Caffeine is a highly consumed stimulant of the nervous system. Although caffeine has diverse effects on different brain functions, little is known about the specific pharmacokinetics of this substance in the brain. For instance, most studies that assessed caffeine distribution in the rat brain have only measured caffeine levels in the cortex and striatum but not in more specific brain areas. Aims: The purpose of this work was to measure the caffeine concentration in blood and different brain regions (i.e. cortex, striatum, hippocampus, cerebellum and brainstem) at different times after the administration of a single intraperitoneal dose of caffeine. Methods: Adult Wistar rats (250 to 300 gr) were injected with a single intraperitoneal dose of 30 mg/Kg of caffeine. 20, 40, 60 and 80 minutes after administration, subjects were sacrificed by decapitation and samples of plasma, cerebral cortex, striatum, hippocampus, cerebellum and brainstem were obtained. Caffeine levels in the blood and each brain structure were measured by RP-HPLC and statistical analysis was performed. Results: Caffeine levels were higher in the plasma compared to all the brain structures studied. Different brain regions displayed similar caffeine concentrations. For all brain regions, the maximal concentration levels of caffeine were reached in the first 40 minutes after caffeine administration. Conclusions: The results support previous studies that show similar caffeine concentration between cortex and striatum, but also extend the results to other brain structures. Furthermore, caffeine concentration increases similarly in the plasma and brain structures. 40, 60 and 80 minutes after administration, caffeine concentration in the blood is almost two times higher than in the brain. This suggests that the effects of caffeine on different brain functions do not depend on pharmacokinetic differences between brain areas and are rather explained by pharmacodynamics.

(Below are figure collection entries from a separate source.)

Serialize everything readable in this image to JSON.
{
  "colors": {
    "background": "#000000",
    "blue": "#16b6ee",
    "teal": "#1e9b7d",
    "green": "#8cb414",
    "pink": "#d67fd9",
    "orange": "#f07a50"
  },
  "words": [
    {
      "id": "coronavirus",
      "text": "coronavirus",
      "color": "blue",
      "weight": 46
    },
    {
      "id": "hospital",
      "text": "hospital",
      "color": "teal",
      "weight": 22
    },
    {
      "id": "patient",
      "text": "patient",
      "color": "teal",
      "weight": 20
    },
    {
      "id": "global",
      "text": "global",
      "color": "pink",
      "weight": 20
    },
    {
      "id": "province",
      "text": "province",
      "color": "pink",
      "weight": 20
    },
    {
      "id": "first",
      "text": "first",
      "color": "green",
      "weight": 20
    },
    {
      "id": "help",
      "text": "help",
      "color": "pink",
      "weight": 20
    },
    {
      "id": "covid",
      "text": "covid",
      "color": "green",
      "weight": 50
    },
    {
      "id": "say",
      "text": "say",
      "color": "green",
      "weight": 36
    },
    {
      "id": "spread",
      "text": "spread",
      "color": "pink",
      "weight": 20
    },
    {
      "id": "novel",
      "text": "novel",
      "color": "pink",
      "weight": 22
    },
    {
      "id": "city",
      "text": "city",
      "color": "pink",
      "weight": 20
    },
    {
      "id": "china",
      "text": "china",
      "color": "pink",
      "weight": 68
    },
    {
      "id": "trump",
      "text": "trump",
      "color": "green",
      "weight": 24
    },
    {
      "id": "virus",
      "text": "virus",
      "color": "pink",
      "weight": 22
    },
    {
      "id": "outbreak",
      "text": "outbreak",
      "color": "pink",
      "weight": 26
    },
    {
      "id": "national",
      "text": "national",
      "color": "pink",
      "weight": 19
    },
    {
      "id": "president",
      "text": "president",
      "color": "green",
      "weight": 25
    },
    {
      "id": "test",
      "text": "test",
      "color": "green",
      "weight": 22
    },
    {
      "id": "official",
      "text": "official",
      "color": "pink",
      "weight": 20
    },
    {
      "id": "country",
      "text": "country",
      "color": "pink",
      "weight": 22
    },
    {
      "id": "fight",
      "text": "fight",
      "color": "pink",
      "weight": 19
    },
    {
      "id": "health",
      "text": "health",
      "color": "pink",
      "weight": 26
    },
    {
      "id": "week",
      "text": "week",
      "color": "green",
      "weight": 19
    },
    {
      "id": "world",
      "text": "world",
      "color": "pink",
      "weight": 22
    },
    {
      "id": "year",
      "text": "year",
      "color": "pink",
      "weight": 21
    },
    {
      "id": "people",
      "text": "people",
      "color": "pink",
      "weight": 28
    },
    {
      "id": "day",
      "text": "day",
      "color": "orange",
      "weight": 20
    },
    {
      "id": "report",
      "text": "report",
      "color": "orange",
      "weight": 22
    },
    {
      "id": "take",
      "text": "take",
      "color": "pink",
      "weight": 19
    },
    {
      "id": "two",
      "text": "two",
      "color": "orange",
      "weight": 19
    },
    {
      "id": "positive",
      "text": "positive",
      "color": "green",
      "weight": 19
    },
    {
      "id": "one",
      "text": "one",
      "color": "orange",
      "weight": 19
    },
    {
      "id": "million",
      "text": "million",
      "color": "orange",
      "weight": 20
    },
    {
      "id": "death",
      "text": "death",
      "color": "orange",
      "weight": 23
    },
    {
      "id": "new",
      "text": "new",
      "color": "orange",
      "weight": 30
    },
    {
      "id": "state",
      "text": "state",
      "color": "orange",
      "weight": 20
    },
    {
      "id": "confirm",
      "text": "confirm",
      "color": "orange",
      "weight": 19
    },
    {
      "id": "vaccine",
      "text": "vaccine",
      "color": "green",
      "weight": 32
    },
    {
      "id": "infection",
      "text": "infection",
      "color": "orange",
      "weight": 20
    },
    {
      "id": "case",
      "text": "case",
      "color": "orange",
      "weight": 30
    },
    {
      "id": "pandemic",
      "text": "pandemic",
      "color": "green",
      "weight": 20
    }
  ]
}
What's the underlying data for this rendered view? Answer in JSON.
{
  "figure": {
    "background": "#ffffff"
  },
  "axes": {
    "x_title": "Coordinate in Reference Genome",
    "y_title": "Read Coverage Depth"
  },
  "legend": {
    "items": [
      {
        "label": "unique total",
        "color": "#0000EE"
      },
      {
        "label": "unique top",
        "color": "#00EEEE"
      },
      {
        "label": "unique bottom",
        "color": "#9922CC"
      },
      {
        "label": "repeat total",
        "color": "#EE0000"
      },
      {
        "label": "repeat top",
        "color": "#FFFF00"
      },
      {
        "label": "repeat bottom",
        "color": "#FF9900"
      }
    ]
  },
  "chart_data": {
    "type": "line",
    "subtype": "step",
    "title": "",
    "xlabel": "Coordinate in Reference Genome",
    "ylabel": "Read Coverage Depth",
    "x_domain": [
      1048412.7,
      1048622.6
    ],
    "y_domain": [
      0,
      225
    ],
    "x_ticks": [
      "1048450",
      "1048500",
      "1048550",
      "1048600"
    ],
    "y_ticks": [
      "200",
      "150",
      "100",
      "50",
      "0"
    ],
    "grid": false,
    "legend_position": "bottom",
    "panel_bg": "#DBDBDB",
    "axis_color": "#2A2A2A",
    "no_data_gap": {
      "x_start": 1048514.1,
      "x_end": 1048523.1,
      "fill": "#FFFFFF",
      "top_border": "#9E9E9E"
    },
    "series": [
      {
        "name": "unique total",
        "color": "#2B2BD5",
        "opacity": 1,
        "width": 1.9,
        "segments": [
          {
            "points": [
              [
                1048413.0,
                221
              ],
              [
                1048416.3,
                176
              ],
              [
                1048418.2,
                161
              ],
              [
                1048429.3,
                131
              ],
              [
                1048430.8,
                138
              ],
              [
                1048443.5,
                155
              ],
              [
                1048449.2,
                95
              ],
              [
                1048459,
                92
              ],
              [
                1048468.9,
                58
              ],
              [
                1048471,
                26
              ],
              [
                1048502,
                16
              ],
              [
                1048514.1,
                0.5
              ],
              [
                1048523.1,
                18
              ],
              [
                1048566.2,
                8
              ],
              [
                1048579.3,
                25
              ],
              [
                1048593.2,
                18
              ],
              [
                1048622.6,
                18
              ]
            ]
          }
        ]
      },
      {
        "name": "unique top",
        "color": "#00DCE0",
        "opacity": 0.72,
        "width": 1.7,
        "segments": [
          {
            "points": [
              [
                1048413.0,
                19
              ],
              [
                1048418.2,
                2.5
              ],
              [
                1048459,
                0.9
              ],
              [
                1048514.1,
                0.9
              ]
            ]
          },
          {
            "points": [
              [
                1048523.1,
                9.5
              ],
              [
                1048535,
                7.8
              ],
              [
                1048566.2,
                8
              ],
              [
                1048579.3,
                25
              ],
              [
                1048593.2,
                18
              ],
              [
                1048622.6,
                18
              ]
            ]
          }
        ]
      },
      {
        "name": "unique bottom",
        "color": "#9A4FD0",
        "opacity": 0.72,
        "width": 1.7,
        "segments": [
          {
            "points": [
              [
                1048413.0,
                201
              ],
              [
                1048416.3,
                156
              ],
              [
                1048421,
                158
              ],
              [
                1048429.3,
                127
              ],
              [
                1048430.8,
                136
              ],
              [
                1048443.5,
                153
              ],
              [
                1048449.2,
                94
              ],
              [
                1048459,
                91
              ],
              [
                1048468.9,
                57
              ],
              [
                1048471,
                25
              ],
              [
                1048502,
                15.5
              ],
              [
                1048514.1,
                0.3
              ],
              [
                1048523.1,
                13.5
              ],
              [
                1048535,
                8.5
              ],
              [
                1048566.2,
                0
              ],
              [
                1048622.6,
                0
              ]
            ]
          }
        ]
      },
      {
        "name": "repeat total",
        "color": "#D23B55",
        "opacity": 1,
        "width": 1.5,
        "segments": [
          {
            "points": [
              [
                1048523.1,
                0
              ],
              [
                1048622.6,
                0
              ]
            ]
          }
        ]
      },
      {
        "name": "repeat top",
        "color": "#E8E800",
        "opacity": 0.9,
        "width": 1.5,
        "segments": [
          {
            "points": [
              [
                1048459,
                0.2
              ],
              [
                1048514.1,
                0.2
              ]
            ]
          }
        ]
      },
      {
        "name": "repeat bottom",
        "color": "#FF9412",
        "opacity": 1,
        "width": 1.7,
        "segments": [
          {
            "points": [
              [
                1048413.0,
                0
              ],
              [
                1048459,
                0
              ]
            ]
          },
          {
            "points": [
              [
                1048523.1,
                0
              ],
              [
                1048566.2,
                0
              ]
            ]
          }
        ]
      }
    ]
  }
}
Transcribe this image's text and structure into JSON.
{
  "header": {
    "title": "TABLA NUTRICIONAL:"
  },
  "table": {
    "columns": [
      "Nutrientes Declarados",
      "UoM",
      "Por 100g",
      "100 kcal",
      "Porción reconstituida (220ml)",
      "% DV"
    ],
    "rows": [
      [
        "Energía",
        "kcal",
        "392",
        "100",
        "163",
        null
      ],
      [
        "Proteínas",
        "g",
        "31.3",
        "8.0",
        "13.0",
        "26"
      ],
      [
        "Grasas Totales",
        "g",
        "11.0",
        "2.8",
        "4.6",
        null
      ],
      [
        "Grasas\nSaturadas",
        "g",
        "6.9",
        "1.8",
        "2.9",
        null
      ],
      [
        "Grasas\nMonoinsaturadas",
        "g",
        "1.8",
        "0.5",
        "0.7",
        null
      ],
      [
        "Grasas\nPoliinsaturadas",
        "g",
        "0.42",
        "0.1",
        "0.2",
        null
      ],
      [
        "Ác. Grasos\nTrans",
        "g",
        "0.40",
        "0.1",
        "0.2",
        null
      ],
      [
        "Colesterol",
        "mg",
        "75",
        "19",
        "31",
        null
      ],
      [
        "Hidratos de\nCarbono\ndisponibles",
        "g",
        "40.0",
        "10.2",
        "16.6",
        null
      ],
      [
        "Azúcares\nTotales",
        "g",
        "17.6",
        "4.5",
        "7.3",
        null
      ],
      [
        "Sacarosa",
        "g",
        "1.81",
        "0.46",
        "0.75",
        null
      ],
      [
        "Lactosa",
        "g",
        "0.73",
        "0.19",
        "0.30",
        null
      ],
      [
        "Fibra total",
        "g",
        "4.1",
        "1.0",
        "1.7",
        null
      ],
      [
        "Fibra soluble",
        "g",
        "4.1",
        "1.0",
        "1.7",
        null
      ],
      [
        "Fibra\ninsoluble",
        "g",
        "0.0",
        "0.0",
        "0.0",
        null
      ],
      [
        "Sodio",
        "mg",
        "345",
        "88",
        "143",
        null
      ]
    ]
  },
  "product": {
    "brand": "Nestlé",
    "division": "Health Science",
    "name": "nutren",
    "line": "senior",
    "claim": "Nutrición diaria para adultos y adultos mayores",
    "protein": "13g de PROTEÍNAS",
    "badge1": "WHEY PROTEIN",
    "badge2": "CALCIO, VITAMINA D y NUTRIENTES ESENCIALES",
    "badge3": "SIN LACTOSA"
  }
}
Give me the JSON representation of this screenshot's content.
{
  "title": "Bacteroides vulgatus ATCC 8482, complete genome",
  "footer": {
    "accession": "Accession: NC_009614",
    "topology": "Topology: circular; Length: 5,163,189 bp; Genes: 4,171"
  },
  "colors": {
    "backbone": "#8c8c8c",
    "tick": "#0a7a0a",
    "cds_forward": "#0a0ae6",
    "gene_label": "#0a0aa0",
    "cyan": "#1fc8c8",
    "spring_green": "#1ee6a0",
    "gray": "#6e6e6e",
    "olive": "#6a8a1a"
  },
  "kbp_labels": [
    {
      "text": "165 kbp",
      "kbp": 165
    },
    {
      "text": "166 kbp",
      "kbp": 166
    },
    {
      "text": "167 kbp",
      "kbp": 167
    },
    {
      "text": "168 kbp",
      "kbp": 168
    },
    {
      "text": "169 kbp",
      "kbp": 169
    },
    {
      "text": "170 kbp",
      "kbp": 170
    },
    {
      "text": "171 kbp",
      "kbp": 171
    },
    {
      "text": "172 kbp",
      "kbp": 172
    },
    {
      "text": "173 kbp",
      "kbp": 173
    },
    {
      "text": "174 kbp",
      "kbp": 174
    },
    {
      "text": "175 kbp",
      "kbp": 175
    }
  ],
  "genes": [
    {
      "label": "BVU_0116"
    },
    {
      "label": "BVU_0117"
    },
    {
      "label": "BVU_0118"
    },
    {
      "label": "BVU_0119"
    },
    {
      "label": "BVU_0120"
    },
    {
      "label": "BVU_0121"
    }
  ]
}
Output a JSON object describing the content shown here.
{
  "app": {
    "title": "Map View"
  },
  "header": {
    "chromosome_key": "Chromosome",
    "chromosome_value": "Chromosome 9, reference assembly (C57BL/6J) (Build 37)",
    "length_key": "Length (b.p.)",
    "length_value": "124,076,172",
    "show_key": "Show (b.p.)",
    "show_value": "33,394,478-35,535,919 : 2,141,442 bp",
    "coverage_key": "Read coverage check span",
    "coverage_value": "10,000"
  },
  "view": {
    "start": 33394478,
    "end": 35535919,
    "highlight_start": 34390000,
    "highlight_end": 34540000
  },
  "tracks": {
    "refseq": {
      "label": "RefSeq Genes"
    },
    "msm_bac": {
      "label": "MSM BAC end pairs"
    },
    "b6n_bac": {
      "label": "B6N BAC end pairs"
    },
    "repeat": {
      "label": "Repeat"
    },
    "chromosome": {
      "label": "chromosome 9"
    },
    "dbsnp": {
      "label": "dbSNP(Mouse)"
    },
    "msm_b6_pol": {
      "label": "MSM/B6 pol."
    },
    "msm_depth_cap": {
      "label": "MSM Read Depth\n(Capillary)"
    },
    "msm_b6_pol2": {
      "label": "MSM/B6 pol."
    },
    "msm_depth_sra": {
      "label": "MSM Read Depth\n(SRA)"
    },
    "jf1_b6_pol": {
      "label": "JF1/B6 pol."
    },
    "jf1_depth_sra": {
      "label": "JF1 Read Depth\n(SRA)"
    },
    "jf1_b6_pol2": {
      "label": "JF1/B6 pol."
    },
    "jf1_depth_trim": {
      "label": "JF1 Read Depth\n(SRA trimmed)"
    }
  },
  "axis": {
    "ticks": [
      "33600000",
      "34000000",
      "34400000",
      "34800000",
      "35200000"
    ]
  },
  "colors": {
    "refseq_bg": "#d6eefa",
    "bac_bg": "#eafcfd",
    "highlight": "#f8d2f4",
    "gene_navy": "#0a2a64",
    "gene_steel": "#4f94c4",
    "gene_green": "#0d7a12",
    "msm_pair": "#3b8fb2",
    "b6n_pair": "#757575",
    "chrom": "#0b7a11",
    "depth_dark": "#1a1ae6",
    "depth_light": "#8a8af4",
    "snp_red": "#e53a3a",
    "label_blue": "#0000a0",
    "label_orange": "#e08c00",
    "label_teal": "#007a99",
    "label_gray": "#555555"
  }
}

Antecedentes: La cafeína es el estimulante del sistema nervioso más consumido a nivel mundial. Aunque, la cafeína tiene diferentes efectos sobre las funciones cerebrales, poco se sabe acerca de su farmacocinética en el cerebro. Por ejemplo, la mayoría de estudios que evaluaron la distribución de cafeína en el cerebro de rata han medido niveles de cafeína en corteza y estriado, pero no en áreas cerebrales más específicas. Objetivo: El propósito del trabajo fue medir la concentración de cafeína en sangre y diferentes regiones encefálicas (corteza, estriado, hipocampo, cerebelo, tallo cerebral), a diferentes tiempos, después de administrar una única dosis de cafeína. Método: Ratas Wistar adultas (250-300 gr) recibieron una dosis intraperitoneal de cafeína de 30mg/Kg de peso. 20, 40 60 y 80 minutos después de la administración, los sujetos se sacrificaron por decapitación y se obtuvieron muestras de plasma, corteza cerebral, estriado, hipocampo, cerebelo y tallo cerebral. Los niveles de cafeína en plasma y estructuras encefálicas se determinaron por RP-HPLC y se realizó análisis estadístico. Resultados: Los niveles de cafeína fueron mayores en plasma que en las regiones encefálicas estudiadas. Las distintas regiones encefálicas presentaron concentraciones similares de cafeína. En todas las regiones, la mayor concentración de cafeína se obtuvo 40 minutos después de la administración de cafeína. Conclusiones: Este estudio soporta resultados previos que muestran concentraciones similares de cafeína entre la corteza y el estriado, además los extiende a otras regiones encefálicas. La concentración de cafeína aumenta similarmente en plasma y estructuras encefálicas. 40, 60 y 80 minutos después de la administración, la concentración de cafeína en plasma es casi el doble de la encontrada en el cerebro. Lo anterior sugiere que los efectos de la cafeína en distintas funciones cerebrales no dependen de diferencias farmacocinéticas entre regiones encefálicas sino que son más bien explicadas por factores farmacodinámicos.